Through the side-ports, Stalhein saw his comrades of JG1. They fell into formation around the Attila, an honour guard of demon princes. Fear boiled up from the ground. To the Entente, the coming of the Attila and its attendants must be the Day of Judgement. Many would be converted to the cause of Dracula by the magnificence of the spectacle. And many more would become helplessly insane.
They were beyond the trenches now, sailing over territory that had been the enemy's less than an hour ago. The Attila kept level with the first wave of trundling tanks. Wherever the shadow of the dirigible fell was Germany's.
A young airman snapped a salute at his superiors and reported the sighting of hostile aircraft. Attention moved from the floor-port to the panoramic nose-window. A great bat-shape hung in front of the Attila. In his rightful place at the head of his formation, Baron von Richthofen held the air like a kite.

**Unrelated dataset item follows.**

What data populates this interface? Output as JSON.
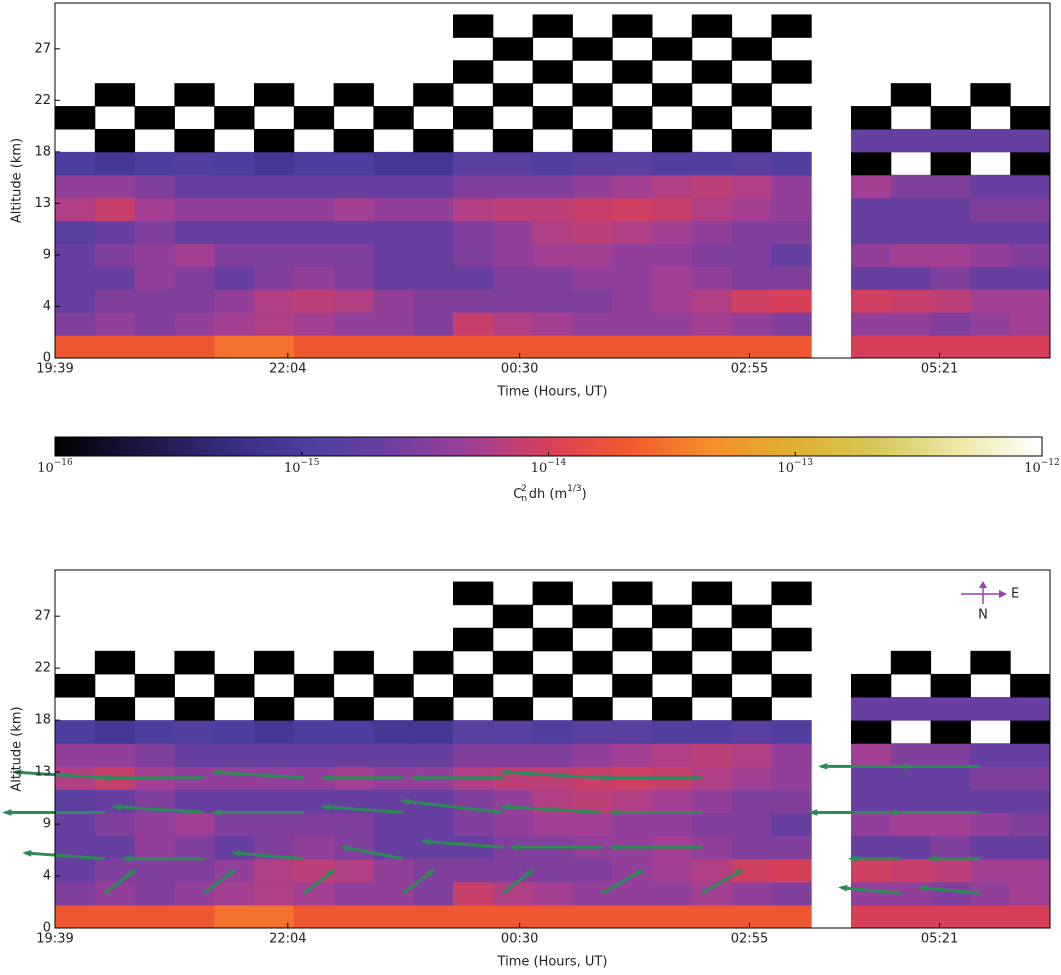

The night sky was warmed by ground fires. Stalhein saw the advancing specks that were enemy aircraft. Condor Squadron, the enemy's closest equivalent to JG1. Richthofen would appreciate the chance of a rematch with the men who had killed his brother.
'Now we shall see the invincibility of the airship,' said Engineer Robur, rubbing his hands. 'These English lords are fools to get into a fight with us. The pests will be swatted from the sky.'
Dracula nodded gravely.
'Take us down closer to the battle,' he ordered.
Winthrop's mouth was full of blood and pain. His teeth split his jaw. The vampire in him rose, reddening his field of vision. He tore off goggles and mask, eyes open against the wind. He drank smoky, icy air, swallowing the taste of war. His night vision was perfect. The Ball and Kate voices whispered in his brain, urging him on to the arena.